Колонок удовлетворенно хмыкнул, посмотрел на жену и сказал:
— Ну, Настенька, принимай гостя. Это мой начальник. Командир сводного красногвардейского отряда и член Каневского ревкома, товарищ Семенной. На фронте, бисов сын, мною командовал. Свобода настала, а ему и при ней удержу нету — опять командует.
Андрей отшучивался:
— Что ж тебе: ежели свобода, так можно целыми днями на печи спать? Как, по–твоему, отряд сам формироваться будет?
Жена Колонка поставила на стол тарелку с солеными огурцами и принялась резать свиное сало. Тяжело вздохнув, сквозь еле сдерживаемые слезы она проговорила:
— Что ж это такое — не успел человек с фронта прийти, три года ведь дома не был, а сейчас опять, выходит, уезжать надо?..
Колонок виновато поглядел на Андрея.
— Ты ее, Андрей Григорьевич, не вини… сам знаешь, бабье дело — одной ведь по хозяйству мыкаться приходится… Вот весна идет, сеять надо, опять же огород… — Колонок опустил голову. — А тут еще хлопца похоронили недавно… По нем дюже здорово тужит…
И, подойдя к жене, он обнял ее за плечи:
— Ничего, Настенька! Вот кадетов побьем, тогда никуда со двора не выйду, кроме как в степь…

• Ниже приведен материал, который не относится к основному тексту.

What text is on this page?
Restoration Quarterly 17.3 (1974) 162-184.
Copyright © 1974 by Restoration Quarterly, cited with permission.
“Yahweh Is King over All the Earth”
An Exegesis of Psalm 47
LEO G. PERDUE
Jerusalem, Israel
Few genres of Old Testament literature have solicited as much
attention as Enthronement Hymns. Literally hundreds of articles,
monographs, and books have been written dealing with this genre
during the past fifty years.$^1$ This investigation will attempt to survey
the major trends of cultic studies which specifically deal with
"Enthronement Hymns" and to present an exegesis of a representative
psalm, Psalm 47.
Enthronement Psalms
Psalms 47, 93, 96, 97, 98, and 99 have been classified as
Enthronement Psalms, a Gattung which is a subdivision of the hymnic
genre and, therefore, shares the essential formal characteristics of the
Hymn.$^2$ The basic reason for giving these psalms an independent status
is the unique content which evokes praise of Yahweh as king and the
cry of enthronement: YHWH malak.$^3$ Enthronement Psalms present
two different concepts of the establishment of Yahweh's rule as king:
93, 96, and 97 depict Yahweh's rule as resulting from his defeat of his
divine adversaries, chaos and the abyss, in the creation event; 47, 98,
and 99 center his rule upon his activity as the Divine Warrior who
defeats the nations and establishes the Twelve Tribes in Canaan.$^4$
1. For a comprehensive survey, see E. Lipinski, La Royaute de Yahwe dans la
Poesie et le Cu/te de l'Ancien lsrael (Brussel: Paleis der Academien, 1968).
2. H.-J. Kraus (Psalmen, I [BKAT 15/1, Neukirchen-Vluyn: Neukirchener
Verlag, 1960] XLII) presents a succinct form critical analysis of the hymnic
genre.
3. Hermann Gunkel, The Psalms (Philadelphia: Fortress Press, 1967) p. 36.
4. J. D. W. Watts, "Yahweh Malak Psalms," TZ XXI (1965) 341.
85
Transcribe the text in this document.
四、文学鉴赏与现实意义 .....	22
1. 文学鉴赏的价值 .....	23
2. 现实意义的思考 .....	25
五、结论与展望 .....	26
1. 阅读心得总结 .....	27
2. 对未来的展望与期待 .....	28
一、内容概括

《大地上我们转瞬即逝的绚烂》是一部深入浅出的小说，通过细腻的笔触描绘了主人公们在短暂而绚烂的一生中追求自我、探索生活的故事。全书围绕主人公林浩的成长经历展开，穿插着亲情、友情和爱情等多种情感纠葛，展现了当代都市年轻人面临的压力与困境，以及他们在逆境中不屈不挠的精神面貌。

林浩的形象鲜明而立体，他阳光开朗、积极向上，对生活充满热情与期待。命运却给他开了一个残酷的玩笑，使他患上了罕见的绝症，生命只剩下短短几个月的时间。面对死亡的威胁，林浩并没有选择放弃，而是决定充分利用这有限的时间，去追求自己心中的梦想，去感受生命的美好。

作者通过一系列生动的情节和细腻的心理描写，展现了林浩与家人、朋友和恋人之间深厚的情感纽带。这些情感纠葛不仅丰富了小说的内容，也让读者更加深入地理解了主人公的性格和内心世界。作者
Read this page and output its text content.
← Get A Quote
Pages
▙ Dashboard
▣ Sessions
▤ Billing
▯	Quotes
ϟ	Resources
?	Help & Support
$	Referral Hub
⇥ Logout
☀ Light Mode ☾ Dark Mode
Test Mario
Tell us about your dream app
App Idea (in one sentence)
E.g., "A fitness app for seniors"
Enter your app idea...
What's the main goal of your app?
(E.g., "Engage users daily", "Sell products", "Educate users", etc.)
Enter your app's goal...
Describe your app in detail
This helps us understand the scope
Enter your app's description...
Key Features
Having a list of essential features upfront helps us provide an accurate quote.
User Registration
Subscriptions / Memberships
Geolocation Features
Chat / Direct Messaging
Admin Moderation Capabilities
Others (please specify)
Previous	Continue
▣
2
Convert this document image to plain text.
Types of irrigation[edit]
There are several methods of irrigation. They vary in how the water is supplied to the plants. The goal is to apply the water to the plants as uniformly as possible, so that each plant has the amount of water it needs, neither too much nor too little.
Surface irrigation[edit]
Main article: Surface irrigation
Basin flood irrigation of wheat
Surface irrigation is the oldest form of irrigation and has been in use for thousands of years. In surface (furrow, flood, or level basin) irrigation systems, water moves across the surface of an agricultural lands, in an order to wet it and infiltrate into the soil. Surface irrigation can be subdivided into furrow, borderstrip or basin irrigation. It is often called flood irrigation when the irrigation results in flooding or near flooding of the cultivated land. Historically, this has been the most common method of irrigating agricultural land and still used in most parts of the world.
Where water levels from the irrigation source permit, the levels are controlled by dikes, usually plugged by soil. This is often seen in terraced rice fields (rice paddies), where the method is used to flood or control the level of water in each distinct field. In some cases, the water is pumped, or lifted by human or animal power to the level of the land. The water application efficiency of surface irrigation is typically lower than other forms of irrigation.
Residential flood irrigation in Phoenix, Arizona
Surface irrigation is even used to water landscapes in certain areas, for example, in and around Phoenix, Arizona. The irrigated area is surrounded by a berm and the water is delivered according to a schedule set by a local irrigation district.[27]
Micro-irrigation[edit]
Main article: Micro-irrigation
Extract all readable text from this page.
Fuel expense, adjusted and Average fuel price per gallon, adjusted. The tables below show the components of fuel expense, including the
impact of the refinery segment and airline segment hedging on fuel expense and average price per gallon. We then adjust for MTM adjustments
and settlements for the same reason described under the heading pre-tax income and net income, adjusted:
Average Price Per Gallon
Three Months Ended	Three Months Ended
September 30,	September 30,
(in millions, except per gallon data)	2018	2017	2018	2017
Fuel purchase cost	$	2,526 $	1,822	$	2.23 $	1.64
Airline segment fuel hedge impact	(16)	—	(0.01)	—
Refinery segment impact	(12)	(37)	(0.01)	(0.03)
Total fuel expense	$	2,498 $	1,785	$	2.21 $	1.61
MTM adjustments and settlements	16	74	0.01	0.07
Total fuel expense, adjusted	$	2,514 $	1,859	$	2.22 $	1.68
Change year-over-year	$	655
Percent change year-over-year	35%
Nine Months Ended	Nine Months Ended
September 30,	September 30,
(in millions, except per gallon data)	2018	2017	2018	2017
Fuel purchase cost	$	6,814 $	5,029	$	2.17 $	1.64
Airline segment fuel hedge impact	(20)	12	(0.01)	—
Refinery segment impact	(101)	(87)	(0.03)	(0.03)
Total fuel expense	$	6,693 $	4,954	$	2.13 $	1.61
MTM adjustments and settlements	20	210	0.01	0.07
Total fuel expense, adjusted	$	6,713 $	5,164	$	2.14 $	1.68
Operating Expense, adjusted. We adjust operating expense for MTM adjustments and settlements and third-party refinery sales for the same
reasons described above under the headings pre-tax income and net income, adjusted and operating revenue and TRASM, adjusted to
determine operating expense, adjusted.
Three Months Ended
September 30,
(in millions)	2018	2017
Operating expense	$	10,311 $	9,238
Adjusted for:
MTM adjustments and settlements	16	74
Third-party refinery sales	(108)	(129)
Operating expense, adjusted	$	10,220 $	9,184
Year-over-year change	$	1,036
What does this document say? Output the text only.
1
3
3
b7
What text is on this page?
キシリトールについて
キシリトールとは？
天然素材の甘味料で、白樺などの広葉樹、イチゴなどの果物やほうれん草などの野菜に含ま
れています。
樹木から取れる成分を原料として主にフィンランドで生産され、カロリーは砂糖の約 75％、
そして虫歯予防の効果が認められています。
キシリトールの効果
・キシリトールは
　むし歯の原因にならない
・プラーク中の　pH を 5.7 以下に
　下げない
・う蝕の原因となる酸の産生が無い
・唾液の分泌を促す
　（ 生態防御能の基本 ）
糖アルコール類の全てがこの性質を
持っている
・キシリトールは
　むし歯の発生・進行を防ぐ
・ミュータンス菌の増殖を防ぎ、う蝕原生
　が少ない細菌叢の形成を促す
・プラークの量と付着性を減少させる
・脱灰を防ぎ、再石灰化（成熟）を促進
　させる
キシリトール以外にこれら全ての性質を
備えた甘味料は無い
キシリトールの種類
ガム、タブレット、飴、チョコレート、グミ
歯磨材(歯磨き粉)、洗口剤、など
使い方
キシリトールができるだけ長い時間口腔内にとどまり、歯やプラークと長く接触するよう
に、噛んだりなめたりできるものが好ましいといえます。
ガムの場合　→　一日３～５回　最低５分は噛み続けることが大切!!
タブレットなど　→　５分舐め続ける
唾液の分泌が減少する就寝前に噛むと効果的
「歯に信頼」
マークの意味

Достав из шкафа две чашки и буханку хлеба, Колонок скрылся в другой комнате и вскоре появился оттуда с бутылкой самогона в руках:
— Садись, Андрей Григорьевич… с дороги выпей. На перце настоена, от простуды — первое средство.
Андрей устало опустился на лавку, взял чашку и, посмотрев вслед вышедшей в сени хозяйке, тихо оказал:
— Вот что, пойдешь со мной по хатам фронтовиков собирать. А коней, годных под седло, у куркулей заберем. — И, хлопнув ладонью по столу, мечтательно протянул: — Эх, если бы нам пулемет достать!
Колонок, хитро щурясь, расчесывал пальцами бороду.
— Ты Петра Шевкуна знаешь? — спросил он.
— Ну, слышал…
— Так вот: они с Ванькой Пузанком с германского фронта разобранного «максимку» приперли. И лент штуки три есть.
Андрей вскочил из–за стола:
— Ну, теперь держись, ваши благородия! Ты, Игнат Семенович, не комиссар, а прямо клад!..
Колонок довольно ухмыльнулся.
… Наутро налетел с моря свежий ветер, разодрал серую пелену туч и сквозь их грязные лохмотья проглянули лучи встающего солнца.
Из станицы Садковской на Каневской шлях выезжали шагом человек сорок конных.